Fiberglass:- is an entry level continuous fibre, providing high strength at an accessible price. Two and a half times stronger and seven times stiffer than Onyx, Fiberglass reinforcement results in strong, robust tools.
HSHT Fiberglass:- Five times as strong and seven times as stiff as Onyx, High Strength High Temperature (HSHT) Fiberglass is best used for parts loaded in high operating temperatures.
Kevlar® possesses excellent durability, making it optimal for parts that experience repeated and sudden loading. As stiff as fiberglass and much more ductile, it’s best used for end of arm tooling.
PLA (polylactic acid) filament is reliabile and produces a good surface quality. The PLA we use is made from organic and renewable sources. It’s safe, easy to print with and it serves a wide range of applications.
Tough PLA (polylactic acid) material with toughness similar to ABS. Ideal for reliably printing functional prototypes and tooling at larger sizes, our Tough PLA offers the same safe and easy use as regular PLA.
ABS (acrylonitrile butadiene styrene) is known for its good mechanical properties. Specifically formulated to minimise warping and ensure consistent interlayer adhesion, our ABS allows the creation of functional prototypes and complex end-use parts with ease.
Nylon (polyamide) is well-known for its impressive durability, high strength-to-weight ratio, flexibility, low friction, and corrosion resistance. With its ability to withstand significant mechanical stress, Nylon is a great choice for 3D printing tools, functional prototypes, and end-use parts.
PC (polycarbonate) filament, you can print strong and tough parts that retain dimensional stability when subjected to temperatures as high as 110 ºC. PC is a perfect filament for printing mould, tools, functional prototypes and parts for short-run manufacturing.
CPE (copolyester) materials are chemical resistant, tough and demonstrate good dimensional stability. It is a preferred choice for both functional prototypes and mechanical parts. While both CPE and CPE+ provide similar performance characteristics, CPE+ provides the added benefit of higher temperature resistance and increased impact strength.

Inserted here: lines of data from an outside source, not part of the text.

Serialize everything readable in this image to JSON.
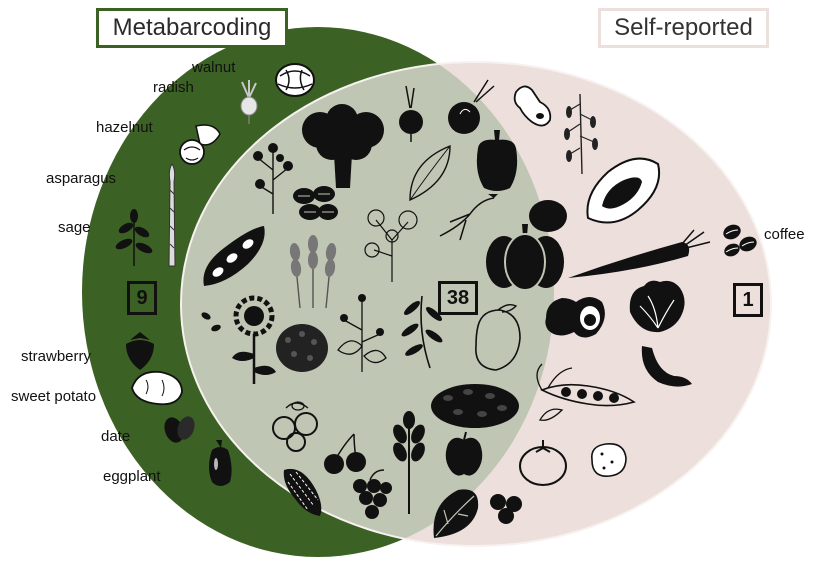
{
  "diagram": {
    "sets": [
      {
        "name": "Metabarcoding",
        "color": "#3c6124"
      },
      {
        "name": "Self-reported",
        "color": "#ecdfdc"
      }
    ],
    "overlap_color": "#bfc6b3",
    "counts": {
      "metabarcoding_only": "9",
      "both": "38",
      "self_reported_only": "1"
    },
    "metabarcoding_only_labels": [
      "walnut",
      "radish",
      "hazelnut",
      "asparagus",
      "sage",
      "strawberry",
      "sweet potato",
      "date",
      "eggplant"
    ],
    "self_reported_only_labels": [
      "coffee"
    ],
    "icons": {
      "metabarcoding_only": [
        "walnut-icon",
        "radish-icon",
        "hazelnut-icon",
        "asparagus-icon",
        "sage-icon",
        "strawberry-icon",
        "sweet-potato-icon",
        "date-icon",
        "eggplant-icon"
      ],
      "overlap": [
        "broccoli-icon",
        "turnip-icon",
        "onion-icon",
        "peanut-icon",
        "oat-icon",
        "bell-pepper-icon",
        "papaya-icon",
        "lime-icon",
        "carrot-icon",
        "pumpkin-icon",
        "ginseng-icon",
        "cilantro-icon",
        "leaf-icon",
        "pecan-icon",
        "flowering-herb-icon",
        "bean-pod-icon",
        "wheat-icon",
        "sunflower-icon",
        "seed-icon",
        "quinoa-icon",
        "buckwheat-icon",
        "olive-branch-icon",
        "mango-icon",
        "avocado-icon",
        "lettuce-icon",
        "banana-icon",
        "black-bean-icon",
        "pea-icon",
        "potato-icon",
        "tomato-icon",
        "apple-icon",
        "cranberry-icon",
        "cherry-icon",
        "rye-icon",
        "corn-icon",
        "grape-icon",
        "spinach-icon",
        "blueberry-icon"
      ],
      "self_reported_only": [
        "coffee-bean-icon"
      ]
    }
  }
}
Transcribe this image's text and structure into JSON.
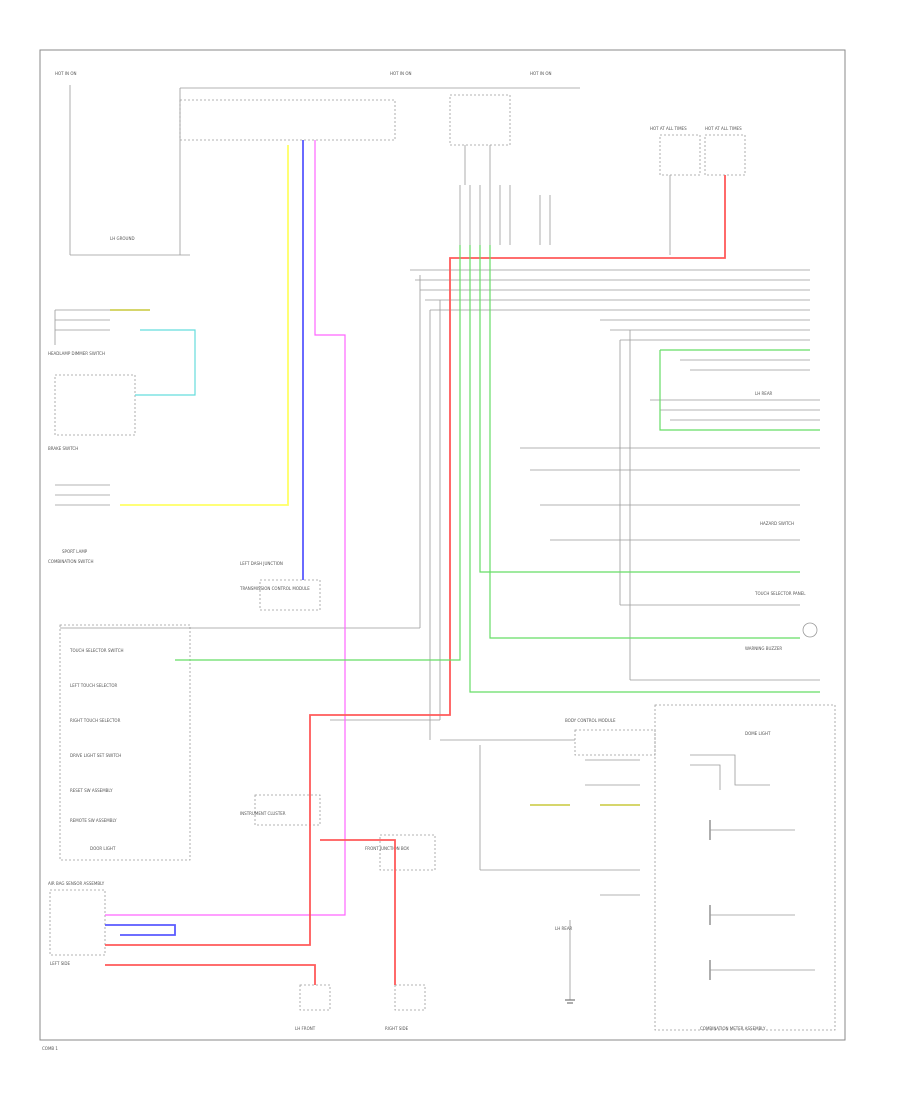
{
  "colors": {
    "frame": "#8a8a8a",
    "wire": "#9a9a9a",
    "wire_dark": "#7a7a7a",
    "red": "#ff5a5a",
    "green": "#66dd66",
    "yellow": "#ffff66",
    "blue": "#5a5aff",
    "magenta": "#ff66ff",
    "cyan": "#66dddd",
    "olive": "#c8c83c"
  },
  "labels": {
    "top_left_fuse": "HOT IN ON",
    "top_center_fuse": "HOT IN ON",
    "top_right_fuse": "HOT IN ON",
    "hot_at_all_times_1": "HOT AT ALL TIMES",
    "hot_at_all_times_2": "HOT AT ALL TIMES",
    "left_ground": "LH GROUND",
    "headlamp_dimmer": "HEADLAMP DIMMER SWITCH",
    "brake_switch": "BRAKE SWITCH",
    "sport_lamp": "SPORT LAMP",
    "combination_switch": "COMBINATION SWITCH",
    "left_dash_junction": "LEFT DASH JUNCTION",
    "transmission_control": "TRANSMISSION CONTROL MODULE",
    "left_rear_cluster": "LH REAR",
    "hazard_switch": "HAZARD SWITCH",
    "cruise_panel": "TOUCH SELECTOR PANEL",
    "air_bag_module": "AIR BAG SENSOR ASSEMBLY",
    "instrument_cluster": "INSTRUMENT CLUSTER",
    "warning_buzzer": "WARNING BUZZER",
    "body_control": "BODY CONTROL MODULE",
    "dome_light": "DOME LIGHT",
    "front_junction": "FRONT JUNCTION BOX",
    "lh_front": "LH FRONT",
    "combination_meter": "COMBINATION METER ASSEMBLY",
    "left_side": "LEFT SIDE",
    "right_side": "RIGHT SIDE",
    "lh_rear_bottom": "LH REAR",
    "page_ref": "COMB 1"
  },
  "left_switch_list": [
    "TOUCH SELECTOR SWITCH",
    "LEFT TOUCH SELECTOR",
    "RIGHT TOUCH SELECTOR",
    "DRIVE LIGHT SET SWITCH",
    "RESET SW ASSEMBLY",
    "REMOTE SW ASSEMBLY",
    "DOOR LIGHT"
  ]
}
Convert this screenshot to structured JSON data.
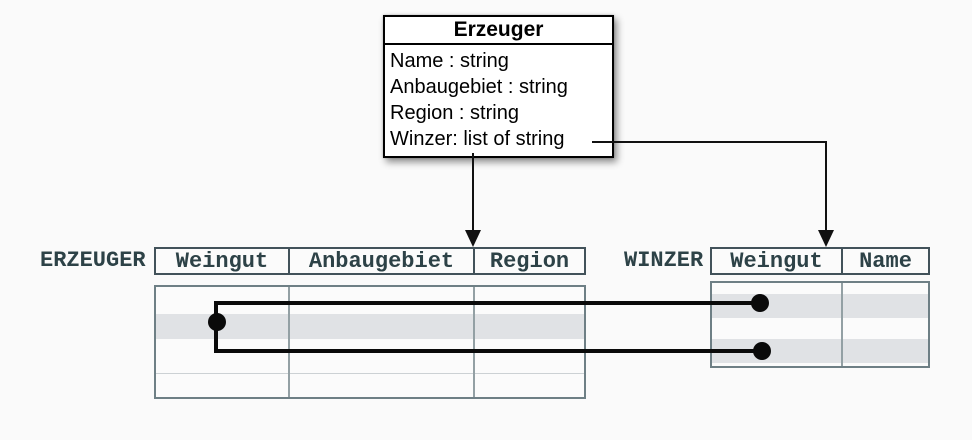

TPU 95A (thermoplastic polyurethane) filament is the go-to choice for a wide array of manufacturing projects that demand the qualities of both rubber and plastic. Designed for 3D printing consistency, TPU 95A is a semi-flexible and chemical resistant filament with strong layer bonding. In addition, it is easier and faster to print than other TPU filaments.
PP (polypropylene) is durable. It has high toughness, exceptional fatigue resistance, and low friction. It also has good chemical, temperature, and electrical resistance. PP is one of the most widely used plastics on the planet. From electrical components to living hinges, PP is the go-to material for prototyping and end-use products.
Visijet M3-X – a ABS like Plastic in White
Visijet M3- Crystal a Tough Translucent Plastic
Standard Resins capture astonishing detail without sacrificing strength.
Engineering Resins are formulated to help reduce costs and iterate faster, and include: Grey Pro, Rigid, Durable, Tough, Flexible, and High Temp.
Jewellery Resins to prototype impressive concept models and manufacture distinctive pieces with sharp resolution and the best surface finish.
Dental Resins enable high precision, low-cost digital production of a range of dental products including surgical guides, orthodontic models, retainers, and aligners.
Ceramic 3D printed in silica-filled resin can be fired to create a fully ceramic piece.